While I was browsing through some of the internet hiphop websites, I came across a number of different articles dedicated to Stack Bundles, the Dipset member who was senselessly gunned down in front of his own home in Far Rockaway Queens last week. Through all of the tributes and remembrance articles, something struck me, a thought and feeling that comes to me quite often when these types of events happen. Why, and only after his death, is the general public, not those close to him, but the regular hiphop listeners such as myself, praising Stack Bundles and beginning to catch on to his music now?
As long as I can remember as being a hiphop listener, I never had a conversation about Stack Bundles. I've discussed everything hiphop related ranging from KRS One to the Shop Boyz, from Jay-Z to Camp Lo, from Jim Jones to Tru Life, but never have I ever come across a discussion regarding Stack. Not only that, as I visited one of the major hiphop websites (I'll keep the name anonymous), I read in their forums area, a comment that was particular interesting. A member had stated : "RIP Stack, you will be missed, Ima make sure I cop that next album." Hmmmmm, next album? And as recently as yesterday, mister "Baallinnn" himself, Jim Jones explained that "We gonna put out a bomb ass Stack Bundles album." Okay, Stack's been in the game now for damn near 5 years, and never have we heard about any albums, projects, features, nothing. Now that Stack is dead, everyone is coming out ready to support the MC?
By no means am I bashing Stack Bundles as an artist, he's appeared on countless Desert Storm mixtapes with DJ Clue, and a few Dipset mixtape joints, but it just seems that artists that haven't blown to the success level of say a 50 Cent, benefit only after their death. Anyone remember Big L? The up and coming NY MC who was gunned down in the same manner in front of his home in 1999?

Even during that time, I remember the amount of support Big L received from the larger hiphop community, and rightfully so. But up until that time, the average hiphop listener didn't even know who he was. Before his murder, Big L had only released one official album, "Lifestyles of da Poor & Dangerous. The album did so poorly that Columbia records was forced to drop Big L from the label, leaving the Harlem MC without a label, forced to appear on endless freestyle tracks and mixtape joints. Fast forward to 1999 at the time of his murder.
Those who knew Big L were rightful, in every sense, to praise and honor such a tragic loss of life, but what about the general public? Who was really checkin' for Big L outside of New York City? And 1 year later, in August of 2000, Big L's last album "The Big Picture," a collection of work the MC was working on before his death, was officially released, and only took less than a year (March 2001) to be certified platinum. Less than a year, and Big L sold 1 million + albums. Did it really take his death to make the general public understand why L was one of the best MC's to ever touch the mic?

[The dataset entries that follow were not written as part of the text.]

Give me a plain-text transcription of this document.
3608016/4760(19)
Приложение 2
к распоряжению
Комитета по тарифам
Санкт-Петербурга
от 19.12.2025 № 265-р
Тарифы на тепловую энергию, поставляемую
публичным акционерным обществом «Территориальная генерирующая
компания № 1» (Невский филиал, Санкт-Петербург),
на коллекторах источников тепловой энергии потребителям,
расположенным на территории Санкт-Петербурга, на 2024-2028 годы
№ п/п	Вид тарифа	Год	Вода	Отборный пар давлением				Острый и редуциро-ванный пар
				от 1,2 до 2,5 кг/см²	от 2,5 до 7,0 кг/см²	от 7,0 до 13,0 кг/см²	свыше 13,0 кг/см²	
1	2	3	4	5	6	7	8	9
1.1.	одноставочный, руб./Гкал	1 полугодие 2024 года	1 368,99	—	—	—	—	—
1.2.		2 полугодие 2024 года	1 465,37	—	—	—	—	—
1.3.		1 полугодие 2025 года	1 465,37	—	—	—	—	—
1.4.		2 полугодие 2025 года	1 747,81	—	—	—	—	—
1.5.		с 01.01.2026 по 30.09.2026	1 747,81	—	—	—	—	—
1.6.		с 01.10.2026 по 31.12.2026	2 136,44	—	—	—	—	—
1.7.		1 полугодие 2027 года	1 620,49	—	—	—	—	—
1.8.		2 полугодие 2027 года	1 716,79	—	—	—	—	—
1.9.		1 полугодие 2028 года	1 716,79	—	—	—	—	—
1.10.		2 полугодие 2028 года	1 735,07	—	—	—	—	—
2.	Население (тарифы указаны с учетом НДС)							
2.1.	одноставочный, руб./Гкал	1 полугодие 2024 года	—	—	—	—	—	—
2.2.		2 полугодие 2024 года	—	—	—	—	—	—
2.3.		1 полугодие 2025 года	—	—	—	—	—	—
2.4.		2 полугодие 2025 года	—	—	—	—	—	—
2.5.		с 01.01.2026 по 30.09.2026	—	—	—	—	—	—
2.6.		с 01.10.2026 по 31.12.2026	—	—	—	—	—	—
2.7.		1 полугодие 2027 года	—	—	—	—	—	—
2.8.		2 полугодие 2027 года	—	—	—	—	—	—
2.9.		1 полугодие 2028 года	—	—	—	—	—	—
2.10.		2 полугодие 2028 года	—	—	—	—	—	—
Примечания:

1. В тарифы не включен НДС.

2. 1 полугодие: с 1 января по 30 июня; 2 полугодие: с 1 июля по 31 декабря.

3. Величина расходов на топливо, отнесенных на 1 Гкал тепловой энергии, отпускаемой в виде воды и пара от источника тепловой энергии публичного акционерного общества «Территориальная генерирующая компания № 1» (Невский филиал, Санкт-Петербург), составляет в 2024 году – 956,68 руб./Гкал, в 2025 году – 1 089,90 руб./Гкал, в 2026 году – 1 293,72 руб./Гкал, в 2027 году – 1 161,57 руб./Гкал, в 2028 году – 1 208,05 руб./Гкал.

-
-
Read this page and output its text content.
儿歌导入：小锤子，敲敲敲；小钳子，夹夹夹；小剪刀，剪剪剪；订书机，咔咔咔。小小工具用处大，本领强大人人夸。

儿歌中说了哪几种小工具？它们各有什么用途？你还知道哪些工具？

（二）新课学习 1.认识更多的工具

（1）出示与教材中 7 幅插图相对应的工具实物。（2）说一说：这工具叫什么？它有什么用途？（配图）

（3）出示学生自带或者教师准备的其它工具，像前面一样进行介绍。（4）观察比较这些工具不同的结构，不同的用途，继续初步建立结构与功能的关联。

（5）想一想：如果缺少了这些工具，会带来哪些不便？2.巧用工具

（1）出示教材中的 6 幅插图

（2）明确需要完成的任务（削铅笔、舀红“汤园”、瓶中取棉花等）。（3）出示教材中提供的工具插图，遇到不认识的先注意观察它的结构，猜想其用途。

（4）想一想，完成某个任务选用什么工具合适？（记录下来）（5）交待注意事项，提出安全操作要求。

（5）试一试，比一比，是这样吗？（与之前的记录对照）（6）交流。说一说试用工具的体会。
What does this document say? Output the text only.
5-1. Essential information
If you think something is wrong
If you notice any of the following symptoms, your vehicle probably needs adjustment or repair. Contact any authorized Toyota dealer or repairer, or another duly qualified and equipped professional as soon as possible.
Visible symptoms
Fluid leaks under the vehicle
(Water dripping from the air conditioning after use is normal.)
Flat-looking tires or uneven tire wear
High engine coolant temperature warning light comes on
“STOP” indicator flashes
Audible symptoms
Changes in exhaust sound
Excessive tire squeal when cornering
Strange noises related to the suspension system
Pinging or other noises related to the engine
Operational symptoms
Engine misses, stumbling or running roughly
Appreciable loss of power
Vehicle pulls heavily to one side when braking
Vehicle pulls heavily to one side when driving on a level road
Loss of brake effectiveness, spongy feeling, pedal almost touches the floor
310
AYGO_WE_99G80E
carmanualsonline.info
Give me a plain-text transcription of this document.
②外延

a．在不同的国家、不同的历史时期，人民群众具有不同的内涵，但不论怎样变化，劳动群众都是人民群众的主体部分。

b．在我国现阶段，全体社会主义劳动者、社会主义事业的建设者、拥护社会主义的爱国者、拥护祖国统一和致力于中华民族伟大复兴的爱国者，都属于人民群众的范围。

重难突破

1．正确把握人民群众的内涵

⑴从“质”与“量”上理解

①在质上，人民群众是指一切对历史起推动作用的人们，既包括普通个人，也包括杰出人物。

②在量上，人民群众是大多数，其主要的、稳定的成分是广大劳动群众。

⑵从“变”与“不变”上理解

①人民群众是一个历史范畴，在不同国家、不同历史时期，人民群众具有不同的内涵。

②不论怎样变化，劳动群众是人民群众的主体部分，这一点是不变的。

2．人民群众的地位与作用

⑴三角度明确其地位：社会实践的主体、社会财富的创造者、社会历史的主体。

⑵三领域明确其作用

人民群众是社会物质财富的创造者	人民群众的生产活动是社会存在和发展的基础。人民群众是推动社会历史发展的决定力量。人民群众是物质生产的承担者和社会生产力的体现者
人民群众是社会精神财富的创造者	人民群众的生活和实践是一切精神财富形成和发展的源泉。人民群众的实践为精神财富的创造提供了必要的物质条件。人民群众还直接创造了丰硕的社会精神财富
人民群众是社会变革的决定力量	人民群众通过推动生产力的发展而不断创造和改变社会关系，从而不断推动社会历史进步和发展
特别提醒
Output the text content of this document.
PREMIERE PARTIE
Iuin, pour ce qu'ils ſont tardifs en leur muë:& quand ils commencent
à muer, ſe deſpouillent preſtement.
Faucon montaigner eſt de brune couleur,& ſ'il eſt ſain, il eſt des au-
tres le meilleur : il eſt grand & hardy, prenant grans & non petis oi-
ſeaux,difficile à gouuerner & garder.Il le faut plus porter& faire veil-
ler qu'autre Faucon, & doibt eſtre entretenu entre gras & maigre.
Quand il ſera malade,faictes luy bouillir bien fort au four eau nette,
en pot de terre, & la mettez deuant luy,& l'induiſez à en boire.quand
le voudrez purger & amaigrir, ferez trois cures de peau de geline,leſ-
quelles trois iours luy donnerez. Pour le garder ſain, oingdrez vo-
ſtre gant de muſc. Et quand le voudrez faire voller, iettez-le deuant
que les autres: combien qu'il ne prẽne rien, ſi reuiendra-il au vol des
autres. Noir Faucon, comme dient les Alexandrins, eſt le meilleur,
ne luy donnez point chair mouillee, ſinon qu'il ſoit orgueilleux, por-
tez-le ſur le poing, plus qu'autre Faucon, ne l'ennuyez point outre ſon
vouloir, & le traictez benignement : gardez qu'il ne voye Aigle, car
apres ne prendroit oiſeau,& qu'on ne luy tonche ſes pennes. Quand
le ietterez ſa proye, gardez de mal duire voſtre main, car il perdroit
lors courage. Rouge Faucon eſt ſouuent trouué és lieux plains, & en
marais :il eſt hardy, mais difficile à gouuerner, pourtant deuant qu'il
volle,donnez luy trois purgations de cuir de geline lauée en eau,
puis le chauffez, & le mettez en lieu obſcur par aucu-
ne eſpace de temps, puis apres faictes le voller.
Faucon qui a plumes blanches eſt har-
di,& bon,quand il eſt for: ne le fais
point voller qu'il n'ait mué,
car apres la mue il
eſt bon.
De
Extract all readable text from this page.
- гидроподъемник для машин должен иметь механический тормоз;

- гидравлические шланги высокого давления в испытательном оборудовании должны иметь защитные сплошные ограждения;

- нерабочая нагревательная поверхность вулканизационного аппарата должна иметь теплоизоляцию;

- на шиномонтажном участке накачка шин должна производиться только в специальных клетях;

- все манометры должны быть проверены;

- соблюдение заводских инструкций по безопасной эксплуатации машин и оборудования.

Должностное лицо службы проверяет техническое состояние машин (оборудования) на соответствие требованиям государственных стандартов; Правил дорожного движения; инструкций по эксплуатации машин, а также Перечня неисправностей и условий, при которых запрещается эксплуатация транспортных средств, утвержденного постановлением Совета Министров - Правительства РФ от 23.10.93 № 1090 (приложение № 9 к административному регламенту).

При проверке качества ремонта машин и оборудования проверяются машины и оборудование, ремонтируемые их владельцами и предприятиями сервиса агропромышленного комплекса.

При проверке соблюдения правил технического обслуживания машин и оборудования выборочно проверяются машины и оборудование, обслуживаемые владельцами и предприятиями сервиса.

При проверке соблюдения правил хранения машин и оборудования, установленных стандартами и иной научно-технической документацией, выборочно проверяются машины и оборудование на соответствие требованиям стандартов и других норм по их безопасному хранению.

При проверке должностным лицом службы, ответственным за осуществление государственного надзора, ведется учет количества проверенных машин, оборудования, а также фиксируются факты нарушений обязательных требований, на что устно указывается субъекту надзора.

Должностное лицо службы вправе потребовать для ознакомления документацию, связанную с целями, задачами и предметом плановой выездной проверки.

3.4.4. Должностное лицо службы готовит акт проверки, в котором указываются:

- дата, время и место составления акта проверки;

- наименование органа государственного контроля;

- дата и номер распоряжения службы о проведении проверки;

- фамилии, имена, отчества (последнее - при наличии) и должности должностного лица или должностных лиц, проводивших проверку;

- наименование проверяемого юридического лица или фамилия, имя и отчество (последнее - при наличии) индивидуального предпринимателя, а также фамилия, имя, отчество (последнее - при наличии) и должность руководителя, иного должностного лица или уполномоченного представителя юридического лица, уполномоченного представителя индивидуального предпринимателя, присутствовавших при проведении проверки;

When an artist is gunned down and murdered in the prime of their lives, it seems that people catch on to their music at a much faster pace than when the artist was actually alive. There is something about an artist being murdered that catches our attention, it may not necessarily be about the music, but there is something about an MC being murdered that makes us want to get closer to them, and get closer to their music. Would there be a Stack Bundles album on the shelves if Stack wasn't murdered? Would Big L have gone platinum in such a short time had he not been gunned down? These are questions we may never know the answer to, but one thing is for certain. When MC's are gunned down and lost to this tragic cycle on violence and nonsense, the general public catches on, and when we catch on, it turns a relatively unknown MC into a legend. Go Figure.